DOH Finalizes Statewide Fiscal Intermediary Regulations for CDPAS
On October 1st, the New York State (NYS) Department of Health (DOH) adopted final regulations that amend Title 18 of the New York Codes, Rules, and Regulations (NYCRR) to conform with the establishment of the single Statewide Fiscal Intermediary (SFI) for the Consumer Directed Personal Assistance Services (CDPAS) program. CDPAS allows individuals to choose their own person care aide to address their home health needs.
 
In accordance with the 2025 NYS Enacted Budget, the State is required to contract with a single SFI (Public Partnerships LLC) to oversee the delivery of CDPAS. Eligibility requirements to participate in CDPAS do not change as a result of this rulemaking; instead, the regulations update terminology to define the SFI and subcontractors, describe their responsibilities, and replace references to multiple fiscal intermediaries throughout the rule.
 
In response to public comment, the final regulations clarify the exceptions applicable to Programs of All-Inclusive Care for the Elderly (PACE), including exempting PACE organizations from certain assessment and authorization requirements that are not aligned with federal PACE requirements.
 
The final regulations, which include DOH’s assessment of public comments, are available here.
 
NYS Issues Update on ABA Supervision for Unlicensed Individuals 
In the most recent NYS Medicaid Update, the State issued a notice to providers regarding the supervision of unlicensed individuals/technicians providing Applied Behavior Analysis (ABA) services.
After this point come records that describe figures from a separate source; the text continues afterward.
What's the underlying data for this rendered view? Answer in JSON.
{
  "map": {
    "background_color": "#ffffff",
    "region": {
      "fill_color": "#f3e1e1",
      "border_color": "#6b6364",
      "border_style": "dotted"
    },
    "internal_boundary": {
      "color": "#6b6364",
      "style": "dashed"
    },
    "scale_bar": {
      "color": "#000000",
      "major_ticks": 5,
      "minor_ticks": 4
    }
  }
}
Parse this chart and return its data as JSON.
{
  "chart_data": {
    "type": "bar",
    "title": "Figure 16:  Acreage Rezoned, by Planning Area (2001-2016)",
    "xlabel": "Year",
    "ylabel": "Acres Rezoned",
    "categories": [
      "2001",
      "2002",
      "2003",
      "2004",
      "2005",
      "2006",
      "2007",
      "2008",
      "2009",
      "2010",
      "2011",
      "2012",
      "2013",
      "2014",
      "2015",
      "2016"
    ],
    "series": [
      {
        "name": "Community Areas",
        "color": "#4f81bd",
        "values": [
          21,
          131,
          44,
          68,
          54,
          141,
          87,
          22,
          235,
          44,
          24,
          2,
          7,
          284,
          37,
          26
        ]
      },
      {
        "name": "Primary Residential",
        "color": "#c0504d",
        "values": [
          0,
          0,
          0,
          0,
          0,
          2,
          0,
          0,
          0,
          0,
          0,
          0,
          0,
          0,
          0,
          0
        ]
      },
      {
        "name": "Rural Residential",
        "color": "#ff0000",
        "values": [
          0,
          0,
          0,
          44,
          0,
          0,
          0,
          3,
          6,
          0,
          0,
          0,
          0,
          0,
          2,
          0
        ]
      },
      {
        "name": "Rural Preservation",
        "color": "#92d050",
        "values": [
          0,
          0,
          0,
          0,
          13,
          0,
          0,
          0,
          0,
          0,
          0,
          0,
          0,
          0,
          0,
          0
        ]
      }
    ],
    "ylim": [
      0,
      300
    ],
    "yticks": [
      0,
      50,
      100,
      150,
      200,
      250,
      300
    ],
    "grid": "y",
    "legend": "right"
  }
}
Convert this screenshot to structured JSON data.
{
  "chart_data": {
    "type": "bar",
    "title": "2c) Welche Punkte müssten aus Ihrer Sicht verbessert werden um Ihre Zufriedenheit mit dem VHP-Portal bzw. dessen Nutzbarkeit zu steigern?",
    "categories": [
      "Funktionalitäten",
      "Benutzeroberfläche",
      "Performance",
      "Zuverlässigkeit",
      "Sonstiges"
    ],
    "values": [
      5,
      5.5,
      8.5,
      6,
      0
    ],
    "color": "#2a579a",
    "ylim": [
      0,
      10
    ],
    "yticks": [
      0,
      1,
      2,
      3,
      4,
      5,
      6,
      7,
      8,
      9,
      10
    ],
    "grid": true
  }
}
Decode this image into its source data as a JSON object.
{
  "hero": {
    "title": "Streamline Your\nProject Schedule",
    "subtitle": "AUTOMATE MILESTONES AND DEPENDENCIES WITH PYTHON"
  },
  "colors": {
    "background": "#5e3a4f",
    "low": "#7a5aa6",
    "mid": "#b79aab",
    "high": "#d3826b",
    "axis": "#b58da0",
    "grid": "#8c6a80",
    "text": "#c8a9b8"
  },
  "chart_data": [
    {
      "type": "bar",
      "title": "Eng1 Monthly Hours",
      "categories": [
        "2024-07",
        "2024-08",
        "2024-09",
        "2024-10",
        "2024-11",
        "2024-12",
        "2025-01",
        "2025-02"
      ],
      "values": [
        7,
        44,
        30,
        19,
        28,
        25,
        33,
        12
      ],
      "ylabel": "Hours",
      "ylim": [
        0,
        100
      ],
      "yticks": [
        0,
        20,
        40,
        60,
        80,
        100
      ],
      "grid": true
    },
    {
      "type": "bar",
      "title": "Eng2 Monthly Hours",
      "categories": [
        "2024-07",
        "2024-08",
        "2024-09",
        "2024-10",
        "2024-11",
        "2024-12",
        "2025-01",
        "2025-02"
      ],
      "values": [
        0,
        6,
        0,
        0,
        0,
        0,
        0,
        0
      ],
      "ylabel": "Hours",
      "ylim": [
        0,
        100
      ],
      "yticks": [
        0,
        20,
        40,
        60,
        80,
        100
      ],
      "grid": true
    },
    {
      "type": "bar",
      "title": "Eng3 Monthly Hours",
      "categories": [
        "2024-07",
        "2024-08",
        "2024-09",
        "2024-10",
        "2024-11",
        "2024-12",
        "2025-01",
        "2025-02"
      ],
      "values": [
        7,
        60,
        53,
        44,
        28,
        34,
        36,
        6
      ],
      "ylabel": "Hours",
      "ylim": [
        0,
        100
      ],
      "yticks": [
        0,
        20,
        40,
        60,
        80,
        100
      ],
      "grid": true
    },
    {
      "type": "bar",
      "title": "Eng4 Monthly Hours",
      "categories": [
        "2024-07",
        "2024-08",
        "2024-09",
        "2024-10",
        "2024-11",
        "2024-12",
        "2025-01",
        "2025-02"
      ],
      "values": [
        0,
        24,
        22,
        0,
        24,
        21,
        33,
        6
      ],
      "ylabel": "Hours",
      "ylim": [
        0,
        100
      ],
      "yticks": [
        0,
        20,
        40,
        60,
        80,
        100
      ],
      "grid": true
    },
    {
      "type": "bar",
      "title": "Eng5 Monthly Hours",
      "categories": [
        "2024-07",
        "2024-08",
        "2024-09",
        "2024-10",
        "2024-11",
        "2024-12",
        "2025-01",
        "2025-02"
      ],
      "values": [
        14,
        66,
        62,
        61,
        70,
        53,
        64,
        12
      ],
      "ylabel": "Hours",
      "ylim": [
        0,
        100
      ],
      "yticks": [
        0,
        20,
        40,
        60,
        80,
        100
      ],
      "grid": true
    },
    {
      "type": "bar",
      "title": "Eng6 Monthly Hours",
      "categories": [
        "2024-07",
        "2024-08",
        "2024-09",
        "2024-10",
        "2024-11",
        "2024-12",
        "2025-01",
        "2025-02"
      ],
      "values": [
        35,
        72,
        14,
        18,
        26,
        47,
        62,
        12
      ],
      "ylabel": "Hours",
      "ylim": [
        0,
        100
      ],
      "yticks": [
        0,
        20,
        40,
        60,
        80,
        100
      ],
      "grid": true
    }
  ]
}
In accordance with the 2026 NYS Enacted Budget, the State Medicaid program will require Licensed Behavior Analysts (LBAs) to supervise unlicensed individuals or technicians on their service delivery team for at least 5% of the total hours those individuals spend delivering ABA services each month. This supervision standard applies to both fee-for-service and Medicaid managed care effective October 1, 2025.
 
The State notes that this change aligns NYS Medicaid policy with Behavior Analyst Certification Board (BACB) guidance. On-site supervision is preferred; however, supervision may be conducted via a synchronous audio/video communication system. The update also provides specifics on the Medicaid reimbursement reduction for unlicensed personnel providing ABA services (see SPG summary here).
 
Additional details are available in the August Medicaid Update here.